Design optimization of a 1-D array of stemless plastic scintillation detectors.

Background: A stemless plastic scintillation detector (SPSD) is composed of an organic plastic scintillator coupled to an organic photodiode. Previous research has shown that SPSDs are ideally suited to challenging dosimetry measurements such as output factors and profiles in small fields. Lacking from the current literature is a systematic effort to optimize the performance of the photodiode component of the detector. An optimized detector could permit a reduction in detector element size, thus improving spatial resolution without degradation of the signal to noise ratio values seen previously.

Purpose: SPSDs use an organic photodiode coupled to a plastic scintillator to measure ionizing radiation fields.

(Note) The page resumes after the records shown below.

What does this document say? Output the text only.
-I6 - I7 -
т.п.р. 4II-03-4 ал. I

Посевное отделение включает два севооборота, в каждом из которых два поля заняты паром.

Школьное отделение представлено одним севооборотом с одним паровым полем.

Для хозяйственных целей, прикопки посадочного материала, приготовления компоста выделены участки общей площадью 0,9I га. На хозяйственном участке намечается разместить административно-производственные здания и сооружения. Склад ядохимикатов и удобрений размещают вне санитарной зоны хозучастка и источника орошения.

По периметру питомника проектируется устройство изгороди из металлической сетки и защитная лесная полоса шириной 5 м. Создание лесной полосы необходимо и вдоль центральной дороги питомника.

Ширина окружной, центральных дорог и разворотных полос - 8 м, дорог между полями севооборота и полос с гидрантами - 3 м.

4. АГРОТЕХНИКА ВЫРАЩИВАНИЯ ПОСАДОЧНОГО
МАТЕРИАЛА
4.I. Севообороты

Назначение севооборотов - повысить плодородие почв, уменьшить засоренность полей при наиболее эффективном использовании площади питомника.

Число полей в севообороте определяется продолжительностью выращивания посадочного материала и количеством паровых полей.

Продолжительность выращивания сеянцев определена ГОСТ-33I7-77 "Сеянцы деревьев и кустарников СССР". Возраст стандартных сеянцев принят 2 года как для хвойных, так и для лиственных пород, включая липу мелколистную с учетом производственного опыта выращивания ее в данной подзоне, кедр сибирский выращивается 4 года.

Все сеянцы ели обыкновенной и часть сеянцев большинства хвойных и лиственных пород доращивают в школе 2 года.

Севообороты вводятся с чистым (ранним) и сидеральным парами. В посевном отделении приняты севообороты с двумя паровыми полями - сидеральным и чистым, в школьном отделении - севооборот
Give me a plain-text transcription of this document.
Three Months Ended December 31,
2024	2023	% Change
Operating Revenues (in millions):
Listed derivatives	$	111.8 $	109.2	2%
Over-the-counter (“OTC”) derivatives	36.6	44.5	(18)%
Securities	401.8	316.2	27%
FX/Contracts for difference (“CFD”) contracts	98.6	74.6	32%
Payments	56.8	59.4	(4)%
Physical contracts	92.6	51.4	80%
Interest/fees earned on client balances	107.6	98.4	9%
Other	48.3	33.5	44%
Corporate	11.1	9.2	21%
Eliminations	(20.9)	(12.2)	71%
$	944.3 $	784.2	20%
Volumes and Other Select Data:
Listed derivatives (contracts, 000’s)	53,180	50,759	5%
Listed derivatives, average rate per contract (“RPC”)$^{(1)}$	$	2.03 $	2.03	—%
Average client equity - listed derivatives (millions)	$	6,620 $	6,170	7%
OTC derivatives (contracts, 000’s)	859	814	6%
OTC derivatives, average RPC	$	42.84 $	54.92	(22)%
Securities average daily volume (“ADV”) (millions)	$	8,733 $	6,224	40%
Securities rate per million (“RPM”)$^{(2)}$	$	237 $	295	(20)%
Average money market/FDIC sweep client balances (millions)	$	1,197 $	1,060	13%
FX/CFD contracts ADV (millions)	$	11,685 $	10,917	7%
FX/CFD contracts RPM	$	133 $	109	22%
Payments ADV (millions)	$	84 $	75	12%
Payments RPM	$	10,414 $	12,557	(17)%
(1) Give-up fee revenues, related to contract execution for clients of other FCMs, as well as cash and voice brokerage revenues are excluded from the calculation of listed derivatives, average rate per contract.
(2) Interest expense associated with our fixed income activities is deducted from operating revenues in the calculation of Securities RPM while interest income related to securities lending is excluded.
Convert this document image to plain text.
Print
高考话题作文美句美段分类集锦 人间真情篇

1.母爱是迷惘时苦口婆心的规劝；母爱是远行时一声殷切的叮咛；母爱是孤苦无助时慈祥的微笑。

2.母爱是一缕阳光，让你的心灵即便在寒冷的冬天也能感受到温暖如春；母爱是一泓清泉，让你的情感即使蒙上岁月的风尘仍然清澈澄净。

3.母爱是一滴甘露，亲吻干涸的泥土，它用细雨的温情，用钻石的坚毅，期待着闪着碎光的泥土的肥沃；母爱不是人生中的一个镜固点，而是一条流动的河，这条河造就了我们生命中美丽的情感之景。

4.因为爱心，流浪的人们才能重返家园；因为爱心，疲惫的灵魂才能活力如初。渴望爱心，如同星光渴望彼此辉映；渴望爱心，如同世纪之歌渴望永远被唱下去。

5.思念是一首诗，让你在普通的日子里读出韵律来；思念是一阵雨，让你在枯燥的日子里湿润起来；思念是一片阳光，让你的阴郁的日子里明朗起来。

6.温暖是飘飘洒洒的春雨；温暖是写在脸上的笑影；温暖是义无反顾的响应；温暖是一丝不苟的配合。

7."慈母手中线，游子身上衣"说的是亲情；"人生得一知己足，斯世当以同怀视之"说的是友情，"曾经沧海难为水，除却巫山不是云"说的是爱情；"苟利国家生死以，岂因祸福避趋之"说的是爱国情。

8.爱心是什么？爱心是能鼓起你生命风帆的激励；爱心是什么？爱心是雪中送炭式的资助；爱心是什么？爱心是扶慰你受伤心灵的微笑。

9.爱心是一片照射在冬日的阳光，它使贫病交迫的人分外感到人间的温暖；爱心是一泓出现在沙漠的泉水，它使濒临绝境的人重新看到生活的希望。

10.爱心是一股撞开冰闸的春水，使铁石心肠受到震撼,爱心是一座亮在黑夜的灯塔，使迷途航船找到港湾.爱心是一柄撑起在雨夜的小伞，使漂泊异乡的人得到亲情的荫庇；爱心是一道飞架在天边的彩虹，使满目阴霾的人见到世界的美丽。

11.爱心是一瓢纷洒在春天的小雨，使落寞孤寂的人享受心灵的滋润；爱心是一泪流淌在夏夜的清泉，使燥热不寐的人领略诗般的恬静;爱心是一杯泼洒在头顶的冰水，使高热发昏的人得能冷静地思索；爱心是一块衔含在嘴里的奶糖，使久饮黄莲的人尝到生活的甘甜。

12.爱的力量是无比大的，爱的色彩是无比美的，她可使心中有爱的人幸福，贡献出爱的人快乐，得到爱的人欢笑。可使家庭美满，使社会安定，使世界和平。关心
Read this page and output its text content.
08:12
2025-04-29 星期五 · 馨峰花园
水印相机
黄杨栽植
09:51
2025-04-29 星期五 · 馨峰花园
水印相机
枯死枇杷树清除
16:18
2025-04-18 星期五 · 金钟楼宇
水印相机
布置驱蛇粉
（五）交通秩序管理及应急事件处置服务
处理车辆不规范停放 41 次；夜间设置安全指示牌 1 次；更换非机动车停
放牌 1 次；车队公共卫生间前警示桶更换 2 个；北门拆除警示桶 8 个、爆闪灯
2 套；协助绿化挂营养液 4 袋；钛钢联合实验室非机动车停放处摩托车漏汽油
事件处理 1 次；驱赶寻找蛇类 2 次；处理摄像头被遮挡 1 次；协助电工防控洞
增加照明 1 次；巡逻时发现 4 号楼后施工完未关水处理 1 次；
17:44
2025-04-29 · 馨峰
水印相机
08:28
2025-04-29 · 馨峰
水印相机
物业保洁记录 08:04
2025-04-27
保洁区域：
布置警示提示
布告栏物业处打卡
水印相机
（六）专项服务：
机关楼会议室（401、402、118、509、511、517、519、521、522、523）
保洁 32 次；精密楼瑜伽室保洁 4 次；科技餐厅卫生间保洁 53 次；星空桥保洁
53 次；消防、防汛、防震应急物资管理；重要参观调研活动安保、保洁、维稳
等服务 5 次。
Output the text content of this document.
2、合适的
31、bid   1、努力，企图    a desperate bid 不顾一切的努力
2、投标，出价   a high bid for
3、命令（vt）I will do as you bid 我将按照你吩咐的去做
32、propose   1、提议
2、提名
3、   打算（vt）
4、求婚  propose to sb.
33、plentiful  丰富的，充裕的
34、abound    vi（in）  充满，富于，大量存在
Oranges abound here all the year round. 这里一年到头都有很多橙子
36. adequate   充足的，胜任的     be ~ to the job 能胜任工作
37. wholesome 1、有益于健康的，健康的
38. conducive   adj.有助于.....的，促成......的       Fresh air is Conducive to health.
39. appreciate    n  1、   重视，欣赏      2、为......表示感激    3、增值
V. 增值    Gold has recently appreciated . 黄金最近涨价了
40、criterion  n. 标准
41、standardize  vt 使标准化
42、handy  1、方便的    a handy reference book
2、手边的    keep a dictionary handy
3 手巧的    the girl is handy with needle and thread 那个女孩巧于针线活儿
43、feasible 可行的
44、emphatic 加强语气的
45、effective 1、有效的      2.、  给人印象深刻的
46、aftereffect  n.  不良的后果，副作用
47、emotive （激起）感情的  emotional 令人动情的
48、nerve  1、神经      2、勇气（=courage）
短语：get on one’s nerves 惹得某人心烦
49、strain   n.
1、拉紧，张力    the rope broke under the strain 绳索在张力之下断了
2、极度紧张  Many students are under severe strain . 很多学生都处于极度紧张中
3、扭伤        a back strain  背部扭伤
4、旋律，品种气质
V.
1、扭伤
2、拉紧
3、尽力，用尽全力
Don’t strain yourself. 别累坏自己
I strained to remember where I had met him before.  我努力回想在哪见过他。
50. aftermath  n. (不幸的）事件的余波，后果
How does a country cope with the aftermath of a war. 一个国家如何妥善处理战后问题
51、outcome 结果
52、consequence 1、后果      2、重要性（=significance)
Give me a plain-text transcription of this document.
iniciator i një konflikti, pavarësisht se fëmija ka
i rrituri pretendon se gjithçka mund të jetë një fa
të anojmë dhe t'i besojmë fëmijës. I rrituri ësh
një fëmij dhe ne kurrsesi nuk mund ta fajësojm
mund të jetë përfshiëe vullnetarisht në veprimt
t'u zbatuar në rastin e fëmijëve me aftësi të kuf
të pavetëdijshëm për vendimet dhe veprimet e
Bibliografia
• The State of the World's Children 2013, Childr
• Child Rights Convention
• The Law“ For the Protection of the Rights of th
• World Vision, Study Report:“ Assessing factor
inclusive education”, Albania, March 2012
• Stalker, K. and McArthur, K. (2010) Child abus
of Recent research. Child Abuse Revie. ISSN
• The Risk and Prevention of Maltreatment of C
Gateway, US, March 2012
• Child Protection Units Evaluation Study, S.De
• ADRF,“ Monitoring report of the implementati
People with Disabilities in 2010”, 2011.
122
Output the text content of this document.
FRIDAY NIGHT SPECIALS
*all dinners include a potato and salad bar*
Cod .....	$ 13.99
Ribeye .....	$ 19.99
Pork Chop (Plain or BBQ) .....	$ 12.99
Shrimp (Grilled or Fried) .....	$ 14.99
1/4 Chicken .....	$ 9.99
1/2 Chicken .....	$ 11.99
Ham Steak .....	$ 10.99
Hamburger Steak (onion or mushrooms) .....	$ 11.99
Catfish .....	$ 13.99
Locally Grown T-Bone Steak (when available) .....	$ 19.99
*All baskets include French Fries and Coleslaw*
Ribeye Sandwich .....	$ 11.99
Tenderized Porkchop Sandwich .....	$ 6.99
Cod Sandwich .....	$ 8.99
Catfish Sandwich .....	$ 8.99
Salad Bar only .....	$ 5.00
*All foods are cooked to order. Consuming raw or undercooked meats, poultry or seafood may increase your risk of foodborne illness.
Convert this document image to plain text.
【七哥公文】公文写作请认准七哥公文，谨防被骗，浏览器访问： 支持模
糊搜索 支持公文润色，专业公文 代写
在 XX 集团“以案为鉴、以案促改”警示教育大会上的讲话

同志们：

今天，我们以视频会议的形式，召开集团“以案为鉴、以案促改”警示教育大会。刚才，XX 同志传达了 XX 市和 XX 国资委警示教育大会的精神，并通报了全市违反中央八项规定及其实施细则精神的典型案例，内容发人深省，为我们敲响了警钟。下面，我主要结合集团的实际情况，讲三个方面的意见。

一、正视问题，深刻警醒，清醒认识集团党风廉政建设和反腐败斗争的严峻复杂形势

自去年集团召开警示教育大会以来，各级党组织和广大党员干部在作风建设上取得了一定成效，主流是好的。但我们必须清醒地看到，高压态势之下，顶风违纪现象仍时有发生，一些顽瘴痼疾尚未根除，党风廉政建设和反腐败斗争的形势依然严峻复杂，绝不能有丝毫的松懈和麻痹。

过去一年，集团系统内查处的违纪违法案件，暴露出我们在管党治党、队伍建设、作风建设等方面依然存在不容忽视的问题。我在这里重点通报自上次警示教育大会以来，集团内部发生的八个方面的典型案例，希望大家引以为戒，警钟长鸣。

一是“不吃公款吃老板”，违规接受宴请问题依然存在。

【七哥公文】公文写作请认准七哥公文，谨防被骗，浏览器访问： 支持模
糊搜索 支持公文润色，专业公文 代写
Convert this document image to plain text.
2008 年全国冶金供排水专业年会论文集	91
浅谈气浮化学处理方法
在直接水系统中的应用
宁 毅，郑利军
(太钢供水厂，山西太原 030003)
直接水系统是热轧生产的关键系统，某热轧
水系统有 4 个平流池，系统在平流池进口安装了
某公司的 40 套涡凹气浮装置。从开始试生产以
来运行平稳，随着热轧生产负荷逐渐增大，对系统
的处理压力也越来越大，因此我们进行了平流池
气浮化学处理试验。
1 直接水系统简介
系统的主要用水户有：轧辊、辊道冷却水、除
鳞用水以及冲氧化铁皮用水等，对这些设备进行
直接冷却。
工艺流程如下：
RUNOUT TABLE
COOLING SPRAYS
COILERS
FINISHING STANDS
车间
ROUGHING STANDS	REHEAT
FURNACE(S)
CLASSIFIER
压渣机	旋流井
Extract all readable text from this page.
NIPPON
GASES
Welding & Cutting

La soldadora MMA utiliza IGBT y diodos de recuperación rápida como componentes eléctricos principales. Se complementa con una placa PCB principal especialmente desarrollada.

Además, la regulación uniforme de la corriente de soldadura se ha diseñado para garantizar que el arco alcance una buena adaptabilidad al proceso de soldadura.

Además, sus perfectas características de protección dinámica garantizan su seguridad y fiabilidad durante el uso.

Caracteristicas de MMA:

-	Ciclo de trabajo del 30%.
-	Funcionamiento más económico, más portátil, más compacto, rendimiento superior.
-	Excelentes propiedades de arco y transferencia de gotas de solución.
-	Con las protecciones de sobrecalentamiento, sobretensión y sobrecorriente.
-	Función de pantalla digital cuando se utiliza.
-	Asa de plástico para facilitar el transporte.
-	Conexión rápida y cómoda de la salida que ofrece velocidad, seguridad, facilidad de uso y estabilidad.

The design retains the benefits of plastic scintillation detectors (energy and dose rate independence, no perturbation factors, etc.) but avoids the challenges of optical fiber-based systems (Cerenkov radiation). In this work, the design of a 1-dimensional array of SPSDs is optimized to maximize the measured signal.

Methods: ITO-covered PET was etched using hydrochloric acid, and the substrate was cleaned.

Pedot: PSS and P3HT: PCBM (different weight ratios) were then applied to the substrate using spin-coating. Finally, aluminum top electrodes were added using vacuum thermal evaporation to complete the fabrication process. The variables studied for the optimization included: spin coater's speed (i.e., film thickness), P3HT: PCBM ratio, solution concentration, and scintillator coating.

Results: Increasing the film thickness from ∼80 nm to ∼138 nm increased the measured signal by a factor of approximately 7.7. Changing the ratio of P3HT to PCBM from (1:1) to (4:1) resulted in approximately 3.5 times higher signal. Additionally, increasing the total concentration of the solution from 2% to 4% by weight ratio increased the signal by roughly a factor of 2.5 for a P3HT: PCBM ratio of 2:1. However, for a P3HT: PCBM ratio of 4:1, increased solution concentration reduced measured signals to approximately 1.7 times lower than normal concentration. Covering the air gaps of the etched scintillator with white paint resulted in a signal increase of about 2.2 times higher compared to black paint.

Conclusion: An optimization process was conducted to improve the signal output of the radiation detector, which consisted of a 1-dimensional photodiode array combined with a scintillator. This approach has resulted in a sensitivity increase of about 24 times compared to the original sample prior to optimizing the fabrication parameters and scintillator's properties (∼0.02 nC/cGy vs. ∼0.5 nC/cGy). The most efficient device was found to have a weight ratio of (2:1) P3HT: PCBM and a total solution concentration of 4%. Additionally, using a scintillator painted white was found to produce superior outcomes compared to black paint.